管理人のイエイリです。
10月15日の当ブログの記事で、グーグル発の独立ベンチャー企業、FLUX社(flux.io)が法規制をクリアして建築可能な3D鳥かごをクリック1発で作成するクラウドシステム、「Flux Metro」を公表したことをお伝えしました。
FLUX社はこのシステムのほかに、“ウルトラBIM”とも言うべき、画期的なクラウドシステムを開発しています。
ナ、ナ、ナ、ナント、
“BIMの種”
のようなデータをパソコン上にまいてスタンダードな建物の3Dモデルを作り、高さ制限や敷地の形、大きさなどに合わせて変形していくことで、意匠、構造、設備が自動的に配置された建物の3Dモデルが作ることを目指しているのです。
複数の棟からなる建物は、各棟の位置を動かしたり、長さを変えたりすると、渡り廊下などが自動的に調整されます。

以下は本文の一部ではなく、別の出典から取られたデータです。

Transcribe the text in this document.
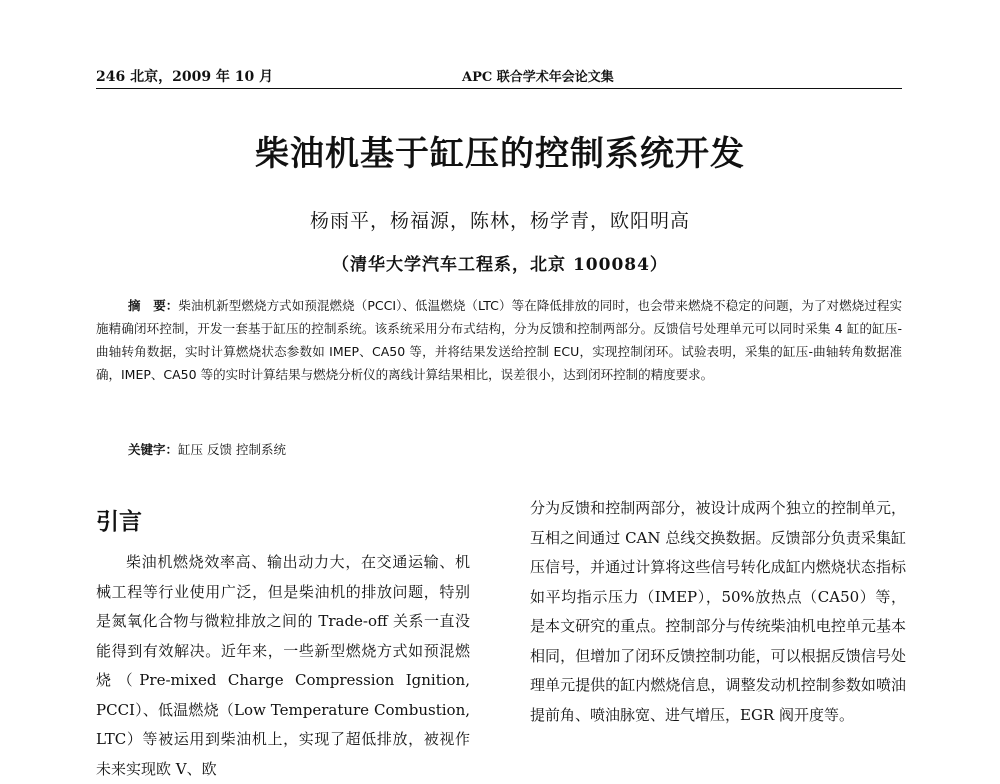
246 北京，2009 年 10 月	APC 联合学术年会论文集
柴油机基于缸压的控制系统开发
杨雨平，杨福源，陈林，杨学青，欧阳明高
（清华大学汽车工程系，北京 100084）
摘　要：柴油机新型燃烧方式如预混燃烧（PCCI）、低温燃烧（LTC）等在降低排放的同时，也会带来燃烧不稳定的问题，为了对燃烧过程实施精确闭环控制，开发一套基于缸压的控制系统。该系统采用分布式结构，分为反馈和控制两部分。反馈信号处理单元可以同时采集 4 缸的缸压-曲轴转角数据，实时计算燃烧状态参数如 IMEP、CA50 等，并将结果发送给控制 ECU，实现控制闭环。试验表明，采集的缸压-曲轴转角数据准确，IMEP、CA50 等的实时计算结果与燃烧分析仪的离线计算结果相比，误差很小，达到闭环控制的精度要求。
关键字：缸压 反馈 控制系统
引言

柴油机燃烧效率高、输出动力大，在交通运输、机械工程等行业使用广泛，但是柴油机的排放问题，特别是氮氧化合物与微粒排放之间的 Trade-off 关系一直没能得到有效解决。近年来，一些新型燃烧方式如预混燃烧（Pre-mixed Charge Compression Ignition, PCCI）、低温燃烧（Low Temperature Combustion, LTC）等被运用到柴油机上，实现了超低排放，被视作未来实现欧 V、欧

分为反馈和控制两部分，被设计成两个独立的控制单元，互相之间通过 CAN 总线交换数据。反馈部分负责采集缸压信号，并通过计算将这些信号转化成缸内燃烧状态指标如平均指示压力（IMEP），50%放热点（CA50）等，是本文研究的重点。控制部分与传统柴油机电控单元基本相同，但增加了闭环反馈控制功能，可以根据反馈信号处理单元提供的缸内燃烧信息，调整发动机控制参数如喷油提前角、喷油脉宽、进气增压，EGR 阀开度等。
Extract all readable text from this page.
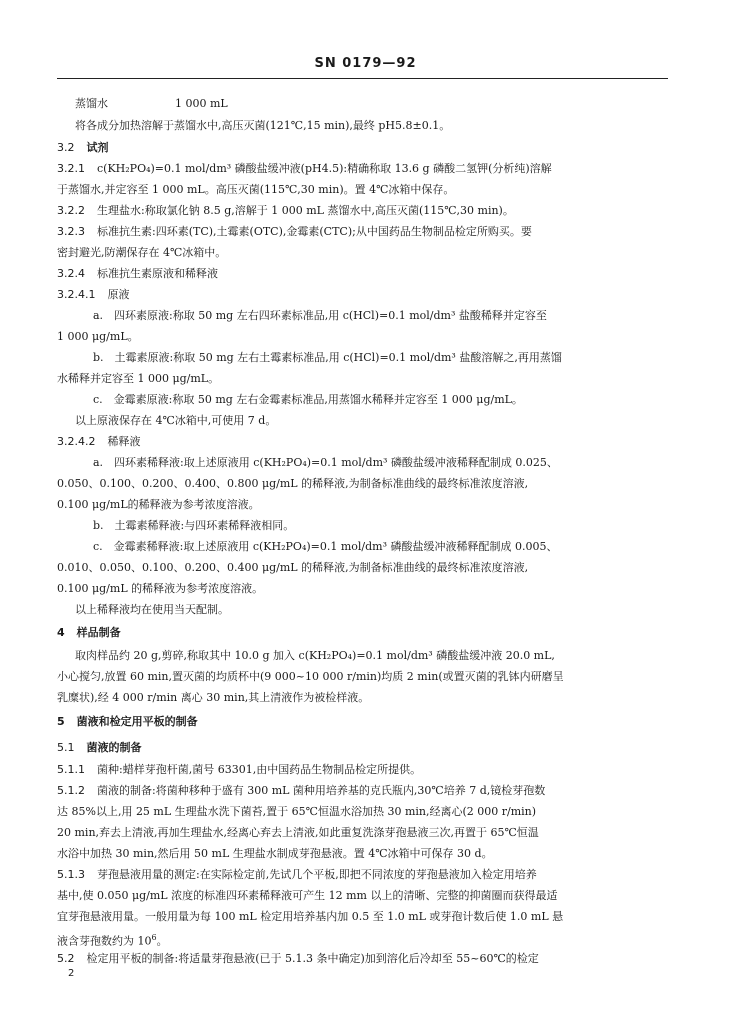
SN 0179—92
蒸馏水	1 000 mL
将各成分加热溶解于蒸馏水中,高压灭菌(121℃,15 min),最终 pH5.8±0.1。
3.2 试剂
3.2.1 c(KH₂PO₄)=0.1 mol/dm³ 磷酸盐缓冲液(pH4.5):精确称取 13.6 g 磷酸二氢钾(分析纯)溶解
于蒸馏水,并定容至 1 000 mL。高压灭菌(115℃,30 min)。置 4℃冰箱中保存。
3.2.2 生理盐水:称取氯化钠 8.5 g,溶解于 1 000 mL 蒸馏水中,高压灭菌(115℃,30 min)。
3.2.3 标准抗生素:四环素(TC),土霉素(OTC),金霉素(CTC);从中国药品生物制品检定所购买。要
密封避光,防潮保存在 4℃冰箱中。
3.2.4 标准抗生素原液和稀释液
3.2.4.1 原液
a.　四环素原液:称取 50 mg 左右四环素标准品,用 c(HCl)=0.1 mol/dm³ 盐酸稀释并定容至
1 000 μg/mL。
b.　土霉素原液:称取 50 mg 左右土霉素标准品,用 c(HCl)=0.1 mol/dm³ 盐酸溶解之,再用蒸馏
水稀释并定容至 1 000 μg/mL。
c.　金霉素原液:称取 50 mg 左右金霉素标准品,用蒸馏水稀释并定容至 1 000 μg/mL。
以上原液保存在 4℃冰箱中,可使用 7 d。
3.2.4.2 稀释液
a.　四环素稀释液:取上述原液用 c(KH₂PO₄)=0.1 mol/dm³ 磷酸盐缓冲液稀释配制成 0.025、
0.050、0.100、0.200、0.400、0.800 μg/mL 的稀释液,为制备标准曲线的最终标准浓度溶液,
0.100 μg/mL的稀释液为参考浓度溶液。
b.　土霉素稀释液:与四环素稀释液相同。
c.　金霉素稀释液:取上述原液用 c(KH₂PO₄)=0.1 mol/dm³ 磷酸盐缓冲液稀释配制成 0.005、
0.010、0.050、0.100、0.200、0.400 μg/mL 的稀释液,为制备标准曲线的最终标准浓度溶液,
0.100 μg/mL 的稀释液为参考浓度溶液。
以上稀释液均在使用当天配制。
4 样品制备
取肉样品约 20 g,剪碎,称取其中 10.0 g 加入 c(KH₂PO₄)=0.1 mol/dm³ 磷酸盐缓冲液 20.0 mL,
小心搅匀,放置 60 min,置灭菌的均质杯中(9 000~10 000 r/min)均质 2 min(或置灭菌的乳钵内研磨呈
乳糜状),经 4 000 r/min 离心 30 min,其上清液作为被检样液。
5 菌液和检定用平板的制备
5.1 菌液的制备
5.1.1 菌种:蜡样芽孢杆菌,菌号 63301,由中国药品生物制品检定所提供。
5.1.2 菌液的制备:将菌种移种于盛有 300 mL 菌种用培养基的克氏瓶内,30℃培养 7 d,镜检芽孢数
达 85%以上,用 25 mL 生理盐水洗下菌苔,置于 65℃恒温水浴加热 30 min,经离心(2 000 r/min)
20 min,弃去上清液,再加生理盐水,经离心弃去上清液,如此重复洗涤芽孢悬液三次,再置于 65℃恒温
水浴中加热 30 min,然后用 50 mL 生理盐水制成芽孢悬液。置 4℃冰箱中可保存 30 d。
5.1.3 芽孢悬液用量的测定:在实际检定前,先试几个平板,即把不同浓度的芽孢悬液加入检定用培养
基中,使 0.050 μg/mL 浓度的标准四环素稀释液可产生 12 mm 以上的清晰、完整的抑菌圈而获得最适
宜芽孢悬液用量。一般用量为每 100 mL 检定用培养基内加 0.5 至 1.0 mL 或芽孢计数后使 1.0 mL 悬
液含芽孢数约为 $10^6$。
5.2 检定用平板的制备:将适量芽孢悬液(已于 5.1.3 条中确定)加到溶化后冷却至 55~60℃的检定
2
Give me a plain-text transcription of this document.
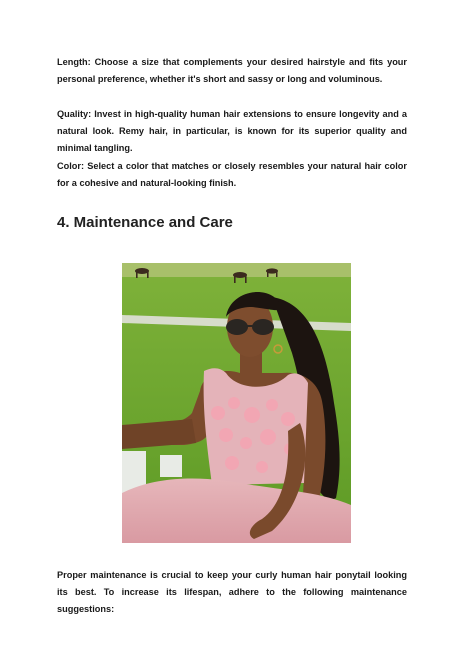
Length: Choose a size that complements your desired hairstyle and fits your personal preference, whether it's short and sassy or long and voluminous.

Quality: Invest in high-quality human hair extensions to ensure longevity and a natural look. Remy hair, in particular, is known for its superior quality and minimal tangling.

Color: Select a color that matches or closely resembles your natural hair color for a cohesive and natural-looking finish.

4. Maintenance and Care

Proper maintenance is crucial to keep your curly human hair ponytail looking its best. To increase its lifespan, adhere to the following maintenance suggestions:
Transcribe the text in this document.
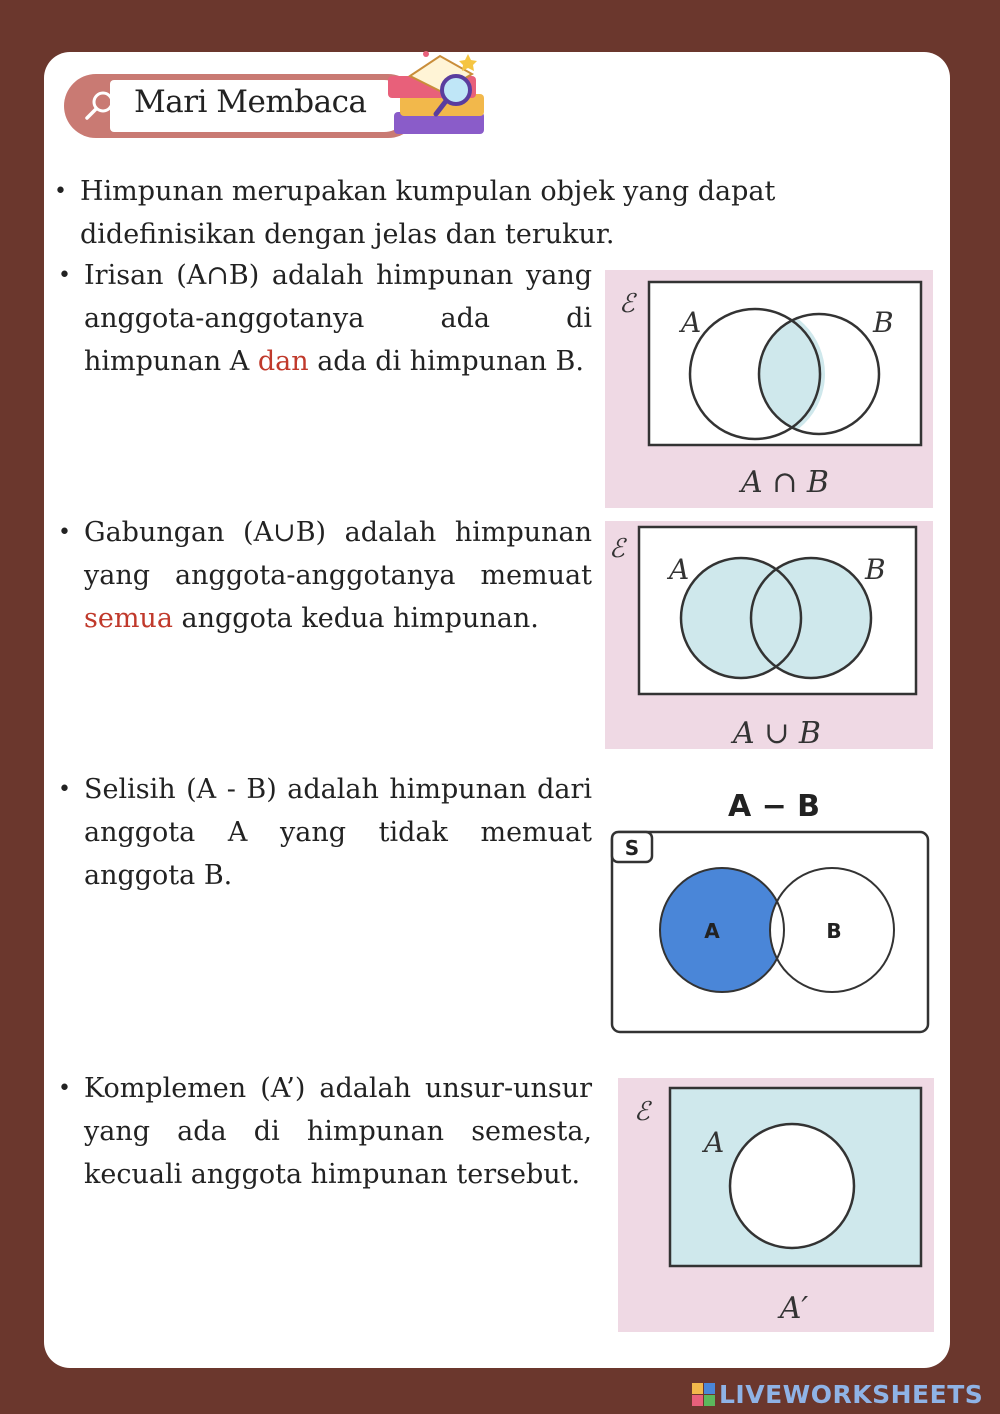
Mari Membaca
• Himpunan merupakan kumpulan objek yang dapat didefinisikan dengan jelas dan terukur.
• Irisan (A∩B) adalah himpunan yang anggota-anggotanya ada di himpunan A dan ada di himpunan B.
ℰ
A	B
A ∩ B
• Gabungan (A∪B) adalah himpunan yang anggota-anggotanya memuat semua anggota kedua himpunan.
ℰ
A	B
A ∪ B
• Selisih (A - B) adalah himpunan dari anggota A yang tidak memuat anggota B.
A − B
S
A	B
• Komplemen (A’) adalah unsur-unsur yang ada di himpunan semesta, kecuali anggota himpunan tersebut.
ℰ
A
A′
LIVEWORKSHEETS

高さを変えると自動的に階や部屋も増えます。
自由自在に変形して、かつ細部は整合性が保たれるとは、まるで一粒の種から樹木が育っていく課程のようです。
樹木は成長するにつれて幹や小枝から、葉っぱ一枚一枚の葉脈の配置までが自動的に調整されるますが、“BIMの種”から生まれた建物の3Dモデルも、細部まで自動的に配置されていくイメージです。
そして、画面の左右には、現在の床面積や建築コスト、駐車場の必要台数などがリアルタイムに表示され、設計条件をクリアしているかどうかを常に確かめられます。
気になるのは、“BIMの種”がどの程度のLOD(Level of Development:設計の詳細度)を持っているかということです。
そこで、FLUX社のプロダクトマネジャー、クリス・ラロサ(Christopher LaRosa)氏に聞いてみたところ、開発中なので
LODなどの詳細は未定
との返答でした。
先日、お伝えした3D鳥かごをクリック1つで作成するシステムと、この“ウルトラBIM”を合わせて使うと、ほんの数時間で何百戸もの部屋を持った集合住宅やオフィスビルを設計できるようになるかもしれません。
そして、建築設計者の仕事は、1つひとつ、建物を設計することから、売れ筋の“BIMの種”を開発することに変わり、建物オーナーはクルマを選ぶ感覚で「A設計事務所のF-1タイプのビル」というように“BIMの種”を選んで敷地に合わせてもらうようなビジネスに変わって行くかもしれません。
さすがグーグルの関係会社、FLUX社は建設業界のビジネスモデルを今後、大きく変えていく可能性があります。